Nadat ik al mijn kleding had geordend reed ik verder en kwam een tijdje later door het plaatsje "Balk". Een heel leuk plaatsje met zeer veel enthousiast aanmoedigende mensen langs de kant. Omdat het geen stadje was, was er ook geen stempelpost. Vreemd eigenlijk, je zou het wel verwachten. Bij het volgende meer, "Fluessen", was het ijs wat slechter. Er waren een gedeelten waar de ondergrond van het ijs wat "broos" was. Het was makkelijk te herkennen aan een wat witte kleur. Het vreemde was dat je daar met je schaats een klein stukje in zakte. Je remde weliswaar niet veel af, maar het verhoogde het risico op een flinke smak. Ook waren er gedeelten waar het ijs wat ribbeliger was en als je daar overheen schaatste had je het gevoel dat het tot in je hersens trilde, net als je wel eens hebt met skeeleren als je over een ruw stukje asfalt rijdt.

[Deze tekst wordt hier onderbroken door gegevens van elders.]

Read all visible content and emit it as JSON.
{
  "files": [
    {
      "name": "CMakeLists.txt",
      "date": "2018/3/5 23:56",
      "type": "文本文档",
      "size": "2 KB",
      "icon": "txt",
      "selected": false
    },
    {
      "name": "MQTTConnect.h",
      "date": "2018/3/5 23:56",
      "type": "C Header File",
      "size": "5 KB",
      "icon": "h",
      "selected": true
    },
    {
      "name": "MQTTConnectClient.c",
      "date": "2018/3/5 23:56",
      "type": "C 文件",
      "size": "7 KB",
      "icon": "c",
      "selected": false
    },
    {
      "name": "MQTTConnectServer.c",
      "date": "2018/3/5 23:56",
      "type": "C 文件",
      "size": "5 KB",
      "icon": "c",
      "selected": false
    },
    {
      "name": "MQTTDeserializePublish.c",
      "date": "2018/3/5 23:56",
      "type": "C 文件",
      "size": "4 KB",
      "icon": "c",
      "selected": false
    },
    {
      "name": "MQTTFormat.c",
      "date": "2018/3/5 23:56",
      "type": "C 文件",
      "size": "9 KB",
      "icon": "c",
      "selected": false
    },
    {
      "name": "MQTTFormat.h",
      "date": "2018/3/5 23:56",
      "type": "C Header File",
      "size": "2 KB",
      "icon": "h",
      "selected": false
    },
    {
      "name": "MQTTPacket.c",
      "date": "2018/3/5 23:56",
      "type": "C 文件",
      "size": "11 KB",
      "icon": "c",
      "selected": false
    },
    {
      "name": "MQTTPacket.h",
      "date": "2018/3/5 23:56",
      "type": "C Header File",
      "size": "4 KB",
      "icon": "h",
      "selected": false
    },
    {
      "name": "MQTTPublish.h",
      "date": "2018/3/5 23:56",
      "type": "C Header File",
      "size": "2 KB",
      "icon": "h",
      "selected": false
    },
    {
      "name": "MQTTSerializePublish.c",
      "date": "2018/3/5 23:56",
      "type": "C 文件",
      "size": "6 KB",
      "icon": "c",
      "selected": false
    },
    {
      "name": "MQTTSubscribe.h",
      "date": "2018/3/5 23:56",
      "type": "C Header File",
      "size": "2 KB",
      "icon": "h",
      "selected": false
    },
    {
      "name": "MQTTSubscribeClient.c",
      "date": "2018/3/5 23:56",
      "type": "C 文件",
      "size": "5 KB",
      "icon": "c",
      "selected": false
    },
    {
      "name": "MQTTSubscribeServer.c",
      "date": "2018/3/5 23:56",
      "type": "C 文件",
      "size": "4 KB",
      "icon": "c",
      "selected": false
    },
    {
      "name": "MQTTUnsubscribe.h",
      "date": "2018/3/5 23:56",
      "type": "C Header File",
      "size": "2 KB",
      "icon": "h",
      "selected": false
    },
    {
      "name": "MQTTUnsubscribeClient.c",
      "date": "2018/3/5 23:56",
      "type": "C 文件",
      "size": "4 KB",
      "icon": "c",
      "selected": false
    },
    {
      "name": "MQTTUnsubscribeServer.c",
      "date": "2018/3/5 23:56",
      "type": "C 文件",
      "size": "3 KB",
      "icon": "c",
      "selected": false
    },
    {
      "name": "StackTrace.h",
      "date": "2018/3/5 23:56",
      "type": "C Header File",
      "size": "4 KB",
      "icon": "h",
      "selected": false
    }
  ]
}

Inmiddels was ik al voor de tweede keer gevallen, door op een moment van onachtzaamheid een scheur over het hoofd te zien. Talloze keren echter, had ik op het laatste moment nog een val kunnen voorkomen. Door het maken van een bruuske beweging die de onverwachte koersverandering moest corrigeren. Dit soort dingen belast je rug erg. Ook merkte ik dat ik mijn slag was gaan veranderen. In plaats van de lange slagen die ik gewend was van de Haagse "Uithof" maakte ik nu wat kortere slagen. Dat had het voordeel dat je in geval van scheuren wat sneller je balans op je andere schaats kon zetten en je was wat wendbaarder, zodat je makkelijker om de scheuren heen kon zigzaggen. Bij het binnenrijden van Stavoren [Starum] was ik onder de indruk van de schoonheid van dit plaatsje.

Stavoren, 13:39

  etappe   totaal    
afstand 26   66   km
rijtijd 1h23   3h09   tijd
snelheid 18.8   21.0   km/h
In de haven lagen schepen met masten en tuigwerk. Omdat ik weer een aardig stukje had geschaatst - het was inmiddels kwart voor twee - besloot ik een krentenbol uit mijn rugzakje te nemen. Ik schaatste even naar de kant en pakte mijn rugzakje. "Wilt U soms een kopje warme thee, mijnheer?" klonk het naast me. Dankbaar nam ik de dampende thee aan. Ogenblikkelijk schoot mij "Het vrouwtje van Stavoren" door het hoofd. Vreemd: iedereen kent de term, maar ik denk dat maar weinigen de legende kennen. Maar goed: ze bestonden en je kreeg er thee van. Snel goot ik de thee naar binnen: ik moest verder. Ik was immers laat gestart en ik zou nu een traject - van Stavoren naar Dokkum, 110 km - pal tegen de harde wind in moeten schaatsen. Zeer tegen mijn gewoonte in en wat gegeneerd deed ik de anderen na en gooide het bekertje aan de kant op het ijs. Sorry, er stonden geen prullenbakken en ik kon er echt niet mee in mijn hand blijven schaatsen.